The umbrella group of global regulators published a report that examined market outages between 2018 and 2022, and found that software failures were the primary cause.
In particular, failed updates, unexpected and invalid instructions from exchange members, and delays in restarting trading systems after scheduled maintenance caused the majority of outages.
Hardware issues, including memory-module failures, power disruptions and storage appliance problems, accounted for the next largest share of outages.
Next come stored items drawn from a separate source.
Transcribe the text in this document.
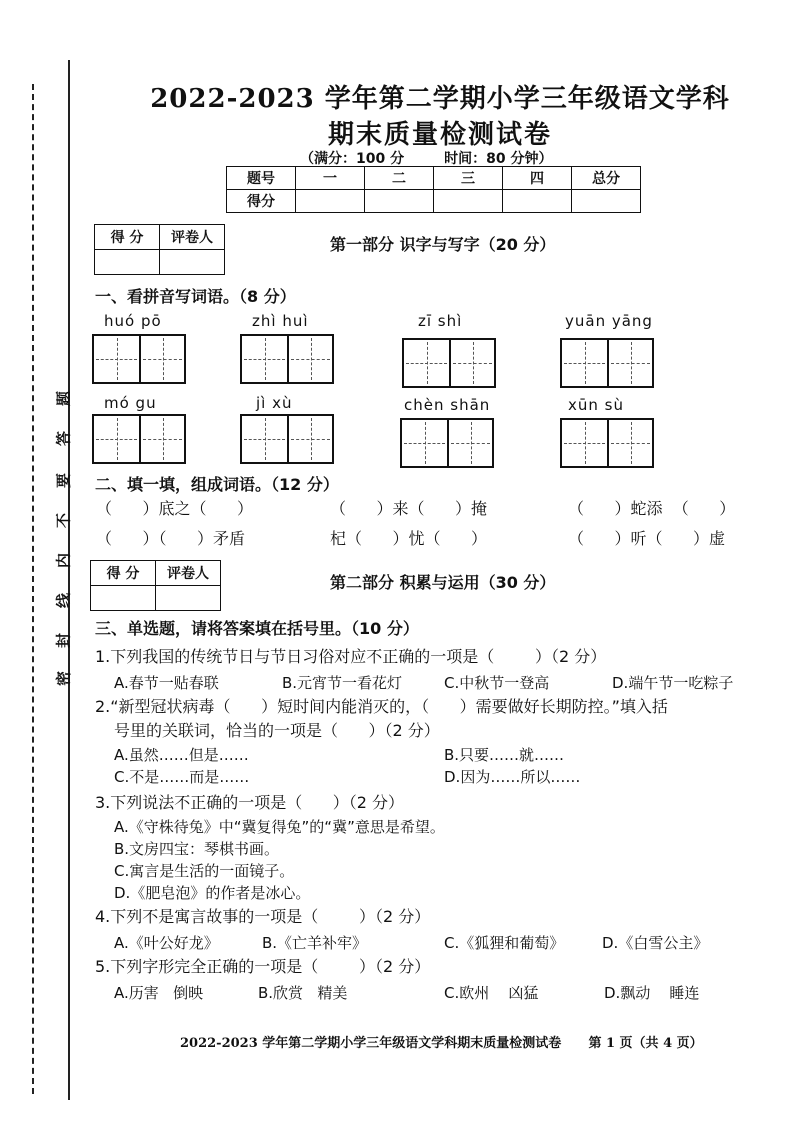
题
答
要
不
内
线
封
密
2022-2023 学年第二学期小学三年级语文学科
期末质量检测试卷
（满分：100 分	时间：80 分钟）
题号	一	二	三	四	总分
得分					
得 分	评卷人
		第一部分 识字与写字（20 分）
一、看拼音写词语。（8 分）
huó pō	zhì huì	zī shì	yuān yāng
mó gu	jì xù	chèn shān	xūn sù
二、填一填，组成词语。（12 分）
（      ）底之（      ）	（      ）来（      ）掩	（      ）蛇添  （      ）
（      ）（      ）矛盾	杞（      ）忧（      ）	（      ）听（      ）虚
得 分	评卷人
		第二部分 积累与运用（30 分）
三、单选题，请将答案填在括号里。（10 分）
1.下列我国的传统节日与节日习俗对应不正确的一项是（        ）（2 分）
A.春节一贴春联	B.元宵节一看花灯	C.中秋节一登高	D.端午节一吃粽子
2.“新型冠状病毒（      ）短时间内能消灭的，（      ）需要做好长期防控。”填入括
号里的关联词，恰当的一项是（      ）（2 分）
A.虽然……但是……	B.只要……就……
C.不是……而是……	D.因为……所以……
3.下列说法不正确的一项是（      ）（2 分）
A.《守株待兔》中“冀复得兔”的“冀”意思是希望。
B.文房四宝：琴棋书画。
C.寓言是生活的一面镜子。
D.《肥皂泡》的作者是冰心。
4.下列不是寓言故事的一项是（        ）（2 分）
A.《叶公好龙》	B.《亡羊补牢》	C.《狐狸和葡萄》	D.《白雪公主》
5.下列字形完全正确的一项是（        ）（2 分）
A.历害   倒映	B.欣赏   精美	C.欧州    凶猛	D.飘动    睡连
2022-2023 学年第二学期小学三年级语文学科期末质量检测试卷 第 1 页（共 4 页）
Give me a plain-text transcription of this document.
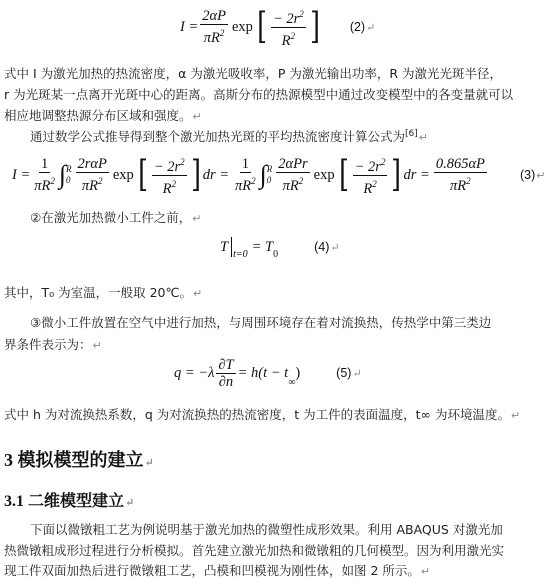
$I = \frac{2\alpha P}{\pi R^2}$ exp [ $\frac{- 2r^2}{R^2}$ ] (2) ↵
式中 I 为激光加热的热流密度，α 为激光吸收率，P 为激光输出功率，R 为激光光斑半径，
r 为光斑某一点离开光斑中心的距离。高斯分布的热源模型中通过改变模型中的各变量就可以
相应地调整热源分布区域和强度。↵
通过数学公式推导得到整个激光加热光斑的平均热流密度计算公式为[6]↵
$I = \frac{1}{\pi R^2}$ ∫ R
$0 \frac{\text{2rαP}}{\pi R^2}$ exp [ $\frac{- 2r^2}{R^2}$ ] dr = $\frac{1}{\pi R^2}$ ∫ R
$0 \frac{\text{2αPr}}{\pi R^2}$ exp [ $\frac{- 2r^2}{R^2}$ ] dr = $\frac{0.865\alpha P}{\pi R^2}$	(3)↵
②在激光加热微小工件之前，↵
T $t=0 = T_0$
(4) ↵
其中，T₀ 为室温，一般取 20℃。↵
③微小工件放置在空气中进行加热，与周围环境存在着对流换热，传热学中第三类边
界条件表示为：↵
$q = -\lambda \frac{\partial T}{\partial n} = h(t - t$
$_\infty$
)	(5) ↵
式中 h 为对流换热系数，q 为对流换热的热流密度，t 为工件的表面温度，t∞ 为环境温度。↵
3 模拟模型的建立↵
3.1 二维模型建立↵
下面以微镦粗工艺为例说明基于激光加热的微塑性成形效果。利用 ABAQUS 对激光加
热微镦粗成形过程进行分析模拟。首先建立激光加热和微镦粗的几何模型。因为利用激光实
现工件双面加热后进行微镦粗工艺，凸模和凹模视为刚性体，如图 2 所示。↵
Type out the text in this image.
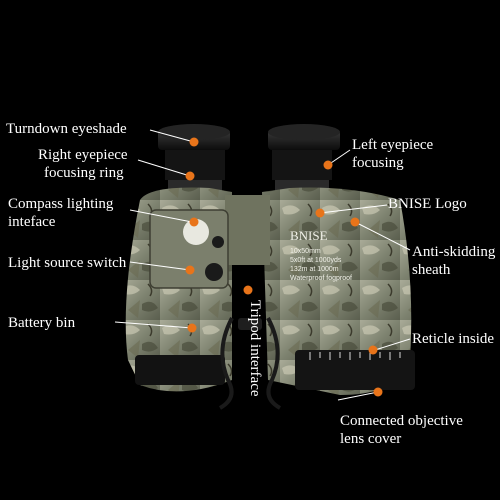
BNISE
10x50mm
5x0ft at 1000yds
132m at 1000m
Waterproof fogproof
Turndown eyeshade
Right eyepiece
focusing ring
Left eyepiece
focusing
Compass lighting
inteface
BNISE Logo
Light source switch
Anti-skidding
sheath
Battery bin
Reticle inside
Tripod interface
Connected objective
lens cover
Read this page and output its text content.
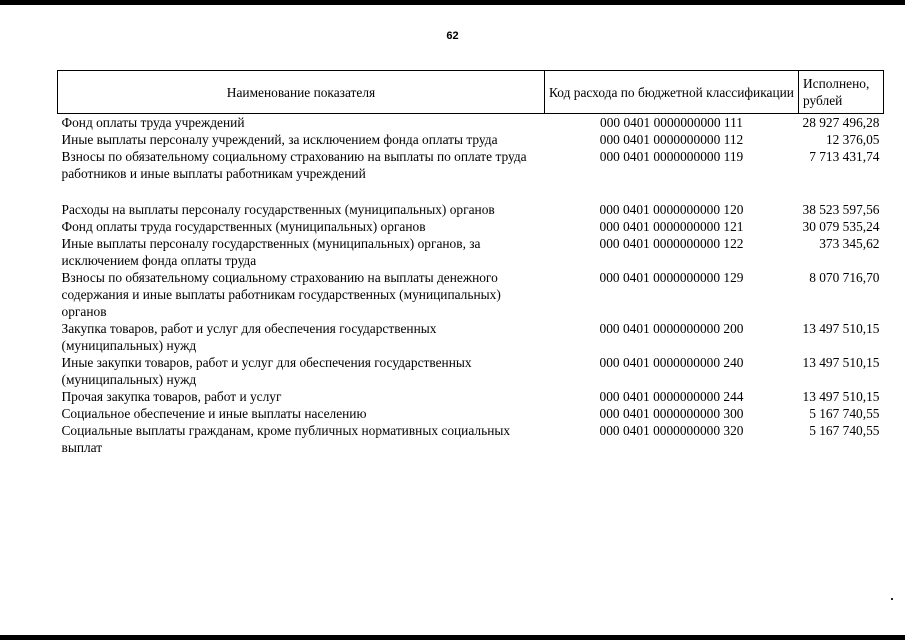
62
Наименование показателя	Код расхода по бюджетной классификации	Исполнено, рублей
Фонд оплаты труда учреждений	000 0401 0000000000 111	28 927 496,28
Иные выплаты персоналу учреждений, за исключением фонда оплаты труда	000 0401 0000000000 112	12 376,05
Взносы по обязательному социальному страхованию на выплаты по оплате труда работников и иные выплаты работникам учреждений	000 0401 0000000000 119	7 713 431,74

Расходы на выплаты персоналу государственных (муниципальных) органов	000 0401 0000000000 120	38 523 597,56
Фонд оплаты труда государственных (муниципальных) органов	000 0401 0000000000 121	30 079 535,24
Иные выплаты персоналу государственных (муниципальных) органов, за исключением фонда оплаты труда	000 0401 0000000000 122	373 345,62
Взносы по обязательному социальному страхованию на выплаты денежного содержания и иные выплаты работникам государственных (муниципальных) органов	000 0401 0000000000 129	8 070 716,70
Закупка товаров, работ и услуг для обеспечения государственных (муниципальных) нужд	000 0401 0000000000 200	13 497 510,15
Иные закупки товаров, работ и услуг для обеспечения государственных (муниципальных) нужд	000 0401 0000000000 240	13 497 510,15
Прочая закупка товаров, работ и услуг	000 0401 0000000000 244	13 497 510,15
Социальное обеспечение и иные выплаты населению	000 0401 0000000000 300	5 167 740,55
Социальные выплаты гражданам, кроме публичных нормативных социальных выплат	000 0401 0000000000 320	5 167 740,55
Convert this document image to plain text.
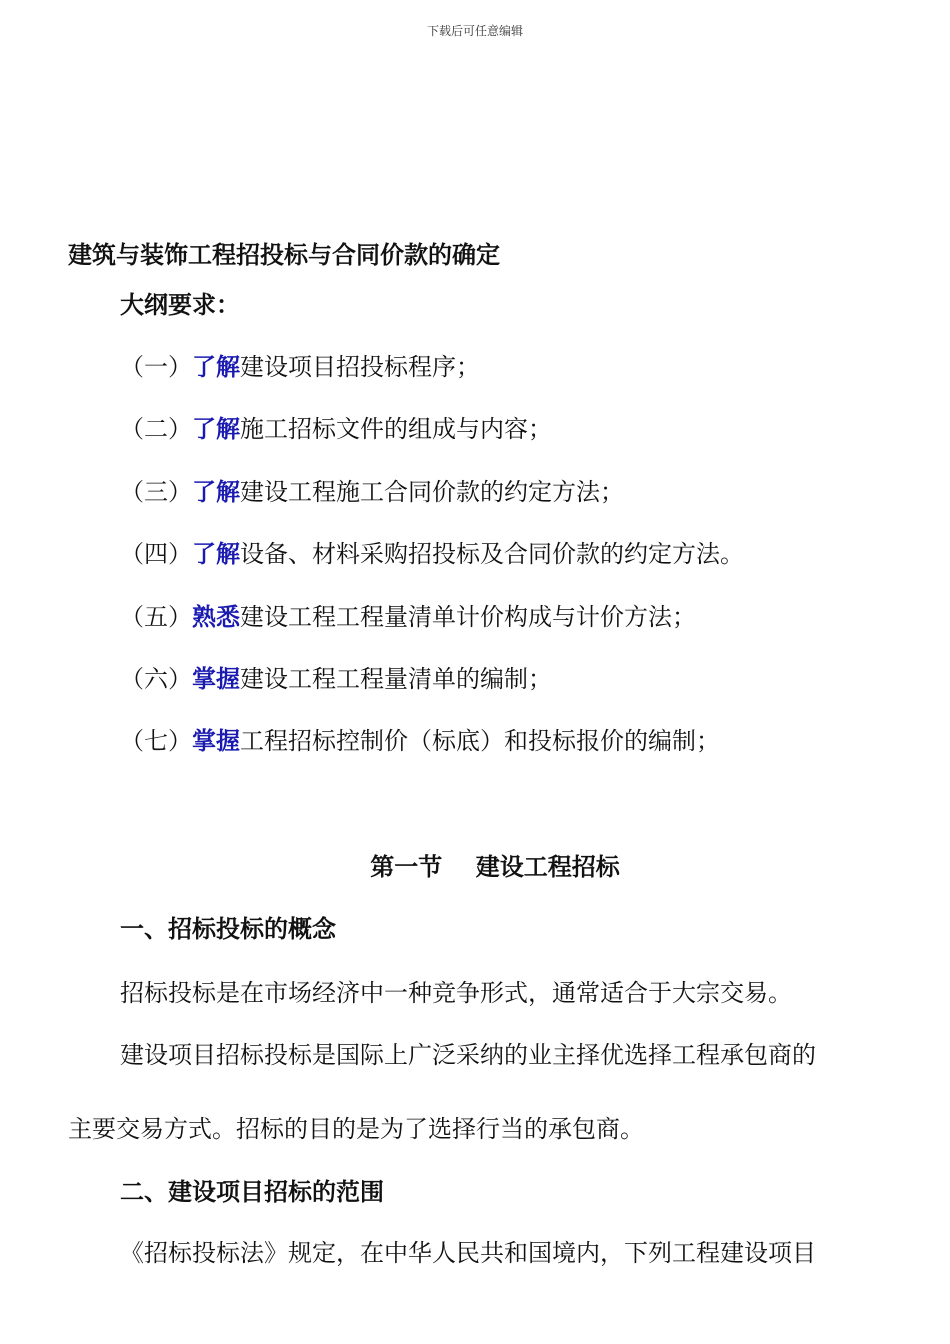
下载后可任意编辑
建筑与装饰工程招投标与合同价款的确定
大纲要求：
（一）了解建设项目招投标程序；
（二）了解施工招标文件的组成与内容；
（三）了解建设工程施工合同价款的约定方法；
（四）了解设备、材料采购招投标及合同价款的约定方法。
（五）熟悉建设工程工程量清单计价构成与计价方法；
（六）掌握建设工程工程量清单的编制；
（七）掌握工程招标控制价（标底）和投标报价的编制；
第一节    建设工程招标
一、招标投标的概念
招标投标是在市场经济中一种竞争形式，通常适合于大宗交易。
建设项目招标投标是国际上广泛采纳的业主择优选择工程承包商的
主要交易方式。招标的目的是为了选择行当的承包商。
二、建设项目招标的范围
《招标投标法》规定，在中华人民共和国境内，下列工程建设项目
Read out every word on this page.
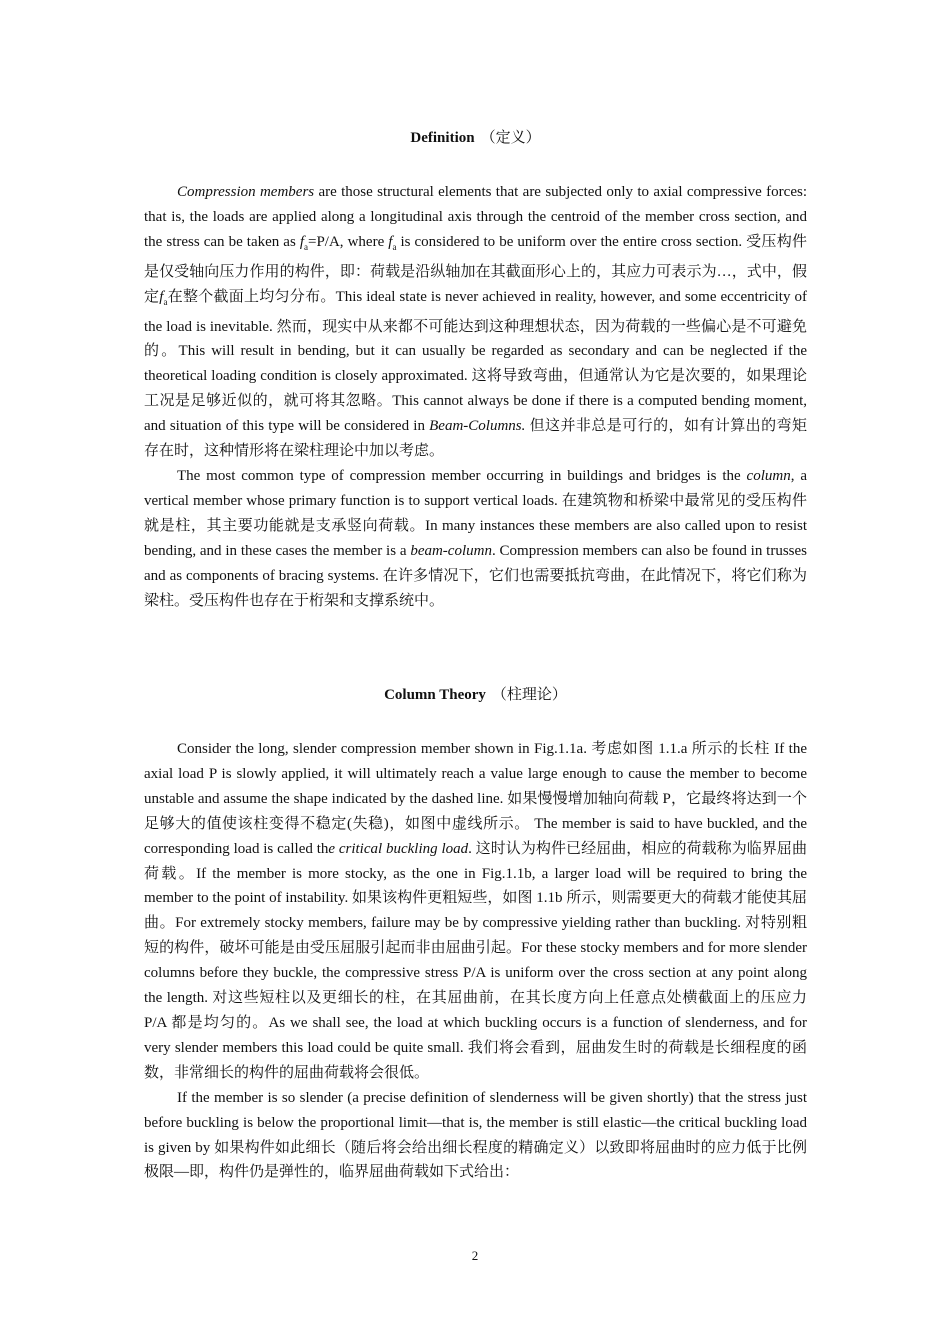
Definition （定义）

Compression members are those structural elements that are subjected only to axial compressive forces: that is, the loads are applied along a longitudinal axis through the centroid of the member cross section, and the stress can be taken as $f_a=P/A$, where $f_a$ is considered to be uniform over the entire cross section. 受压构件是仅受轴向压力作用的构件，即：荷载是沿纵轴加在其截面形心上的，其应力可表示为…，式中，假定$f_a$在整个截面上均匀分布。This ideal state is never achieved in reality, however, and some eccentricity of the load is inevitable. 然而，现实中从来都不可能达到这种理想状态，因为荷载的一些偏心是不可避免的。This will result in bending, but it can usually be regarded as secondary and can be neglected if the theoretical loading condition is closely approximated. 这将导致弯曲，但通常认为它是次要的，如果理论工况是足够近似的，就可将其忽略。This cannot always be done if there is a computed bending moment, and situation of this type will be considered in Beam-Columns. 但这并非总是可行的，如有计算出的弯矩存在时，这种情形将在梁柱理论中加以考虑。

The most common type of compression member occurring in buildings and bridges is the column, a vertical member whose primary function is to support vertical loads. 在建筑物和桥梁中最常见的受压构件就是柱，其主要功能就是支承竖向荷载。In many instances these members are also called upon to resist bending, and in these cases the member is a beam-column. Compression members can also be found in trusses and as components of bracing systems. 在许多情况下，它们也需要抵抗弯曲，在此情况下，将它们称为梁柱。受压构件也存在于桁架和支撑系统中。

Column Theory （柱理论）

Consider the long, slender compression member shown in Fig.1.1a. 考虑如图 1.1.a 所示的长柱 If the axial load P is slowly applied, it will ultimately reach a value large enough to cause the member to become unstable and assume the shape indicated by the dashed line. 如果慢慢增加轴向荷载 P，它最终将达到一个足够大的值使该柱变得不稳定(失稳)，如图中虚线所示。 The member is said to have buckled, and the corresponding load is called the critical buckling load. 这时认为构件已经屈曲，相应的荷载称为临界屈曲荷载。If the member is more stocky, as the one in Fig.1.1b, a larger load will be required to bring the member to the point of instability. 如果该构件更粗短些，如图 1.1b 所示，则需要更大的荷载才能使其屈曲。For extremely stocky members, failure may be by compressive yielding rather than buckling. 对特别粗短的构件，破坏可能是由受压屈服引起而非由屈曲引起。For these stocky members and for more slender columns before they buckle, the compressive stress P/A is uniform over the cross section at any point along the length. 对这些短柱以及更细长的柱，在其屈曲前，在其长度方向上任意点处横截面上的压应力 P/A 都是均匀的。As we shall see, the load at which buckling occurs is a function of slenderness, and for very slender members this load could be quite small. 我们将会看到，屈曲发生时的荷载是长细程度的函数，非常细长的构件的屈曲荷载将会很低。

If the member is so slender (a precise definition of slenderness will be given shortly) that the stress just before buckling is below the proportional limit—that is, the member is still elastic—the critical buckling load is given by 如果构件如此细长（随后将会给出细长程度的精确定义）以致即将屈曲时的应力低于比例极限—即，构件仍是弹性的，临界屈曲荷载如下式给出：

2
In some case, both hardware and software issues were involved.
Other sources of trading disruptions included operational and system capacity issues, network problems and events such as fire alarms.
“Market outages can be highly disruptive, particularly if they occur on a listing trading venue, potentially impacting price discovery, market resilience and the integrity of financial markets more broadly,” IOSCO noted, adding that outages can significantly impact market participants such as traders, investors and brokerage firms.
IOSCO’s report proposed a series of practices designed to improve market-wide resilience in the event of outages, including publishing outage plans, implementing communications plans that ensure market players get timely status updates and understand reopening plans, and developing processes and procedures for holding a closing auction or establishing alternative closing prices in situations where trading is disrupted.
The report also recommended regulators conduct thorough post-mortems on disruption incidents and undertake remediation, with the goal of preventing future outages and improving trading venues’ responsiveness.
“These good practices aim to assist regulators, trading venues and market participants in preparing for, and managing, future market outages and thereby helping improve market-wide resilience,” IOSCO said.
While the report focuses on listed equities trading venues, IOSCO said its findings are also relevant to derivatives trading venues and non-listing markets, among others.
The consultation on the issues raised in the report and IOSCO’s recommendations runs until March 1, 2024.